As the film draws to its puzzling close, islands begin appearing in the ocean of Solaris, and Kris returns to the idyllic landscape where the film begins. He appears outside his dacha, or country home, also part of the opening sequence of the film, in a sequence that defies neat, logical interpretation. Kris’ father, introduced at the beginning of Solaris as a thorny figure in Kris’ life, is seen inside the dacha. It is raining in the house directly on Kris’ father’s back but he remains completely unfazed. Significant objects, including a metal box containing a plant that Kris carries around during the opening sequence of the film and brings with him to the space station, and the image of the water weeds, recur as well. The shot of the water weeds has a grounding effect. Their slow organic movement against the earth tone backdrop of the riverbed offers a counterpoint to the cold white and metallic interior of the space station in which the majority of the film takes place. In the final shots of the film, Kris and his father meet on the step of the dacha, with Kris taking a somewhat regressive stance by kneeling and his father’s feet and wrapping his arms around his father’s waist. The camera pulls away from the scene, literally ascending towards space as Kris did when he went to Solaris, passing through a veil of fog to show the dacha in the middle of a small island in the middle of the ocean. Tarkovsky confidently and subtly dismantles typical causal narrative logic, and here he takes this tactic to the extreme by making us wonder whether Kris has in fact returned from Solaris or is still there, just on one of the islands formed by its ocean.

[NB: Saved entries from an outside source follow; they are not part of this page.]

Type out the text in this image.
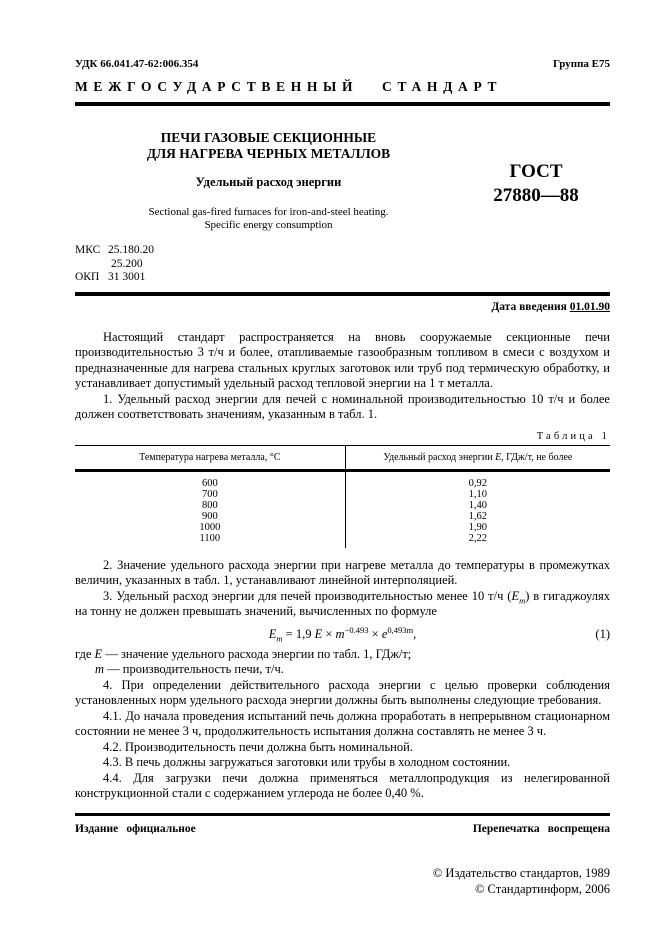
УДК 66.041.47-62:006.354	Группа Е75
МЕЖГОСУДАРСТВЕННЫЙ СТАНДАРТ
ПЕЧИ ГАЗОВЫЕ СЕКЦИОННЫЕ
ДЛЯ НАГРЕВА ЧЕРНЫХ МЕТАЛЛОВ
Удельный расход энергии
Sectional gas-fired furnaces for iron-and-steel heating.
Specific energy consumption
ГОСТ
27880—88
МКС 25.180.20
25.200
ОКП 31 3001
Дата введения 01.01.90

Настоящий стандарт распространяется на вновь сооружаемые секционные печи производительностью 3 т/ч и более, отапливаемые газообразным топливом в смеси с воздухом и предназначенные для нагрева стальных круглых заготовок или труб под термическую обработку, и устанавливает допустимый удельный расход тепловой энергии на 1 т металла.

1. Удельный расход энергии для печей с номинальной производительностью 10 т/ч и более должен соответствовать значениям, указанным в табл. 1.

Таблица 1
Температура нагрева металла, °С	Удельный расход энергии E, ГДж/т, не более
600	0,92
700	1,10
800	1,40
900	1,62
1000	1,90
1100	2,22

2. Значение удельного расхода энергии при нагреве металла до температуры в промежутках величин, указанных в табл. 1, устанавливают линейной интерполяцией.

3. Удельный расход энергии для печей производительностью менее 10 т/ч $(E_m)$ в гигаджоулях на тонну не должен превышать значений, вычисленных по формуле

$E_m = 1,9$ $E \times m^{-0.493} \times e^{0,493m}$,	(1)

где E — значение удельного расхода энергии по табл. 1, ГДж/т;

m — производительность печи, т/ч.

4. При определении действительного расхода энергии с целью проверки соблюдения установленных норм удельного расхода энергии должны быть выполнены следующие требования.

4.1. До начала проведения испытаний печь должна проработать в непрерывном стационарном состоянии не менее 3 ч, продолжительность испытания должна составлять не менее 3 ч.

4.2. Производительность печи должна быть номинальной.

4.3. В печь должны загружаться заготовки или трубы в холодном состоянии.

4.4. Для загрузки печи должна применяться металлопродукция из нелегированной конструкционной стали с содержанием углерода не более 0,40 %.

Издание официальное	Перепечатка воспрещена
© Издательство стандартов, 1989
© Стандартинформ, 2006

One of Tarkovsky’s many achievements in Solaris is the way he presents a possible schematic for the messy workings of memory. The ocean of Solaris probes into human thoughts to manifest their memories in physical form, and it seems to have an agenda as well. In the case of Kris and Hari, Hari’s return teaches Kris, the initially emotionless man unmoved by the staggering beauty of his surroundings, how to feel and to love. In the process, he discovers that the greatest unknown in outer space is himself.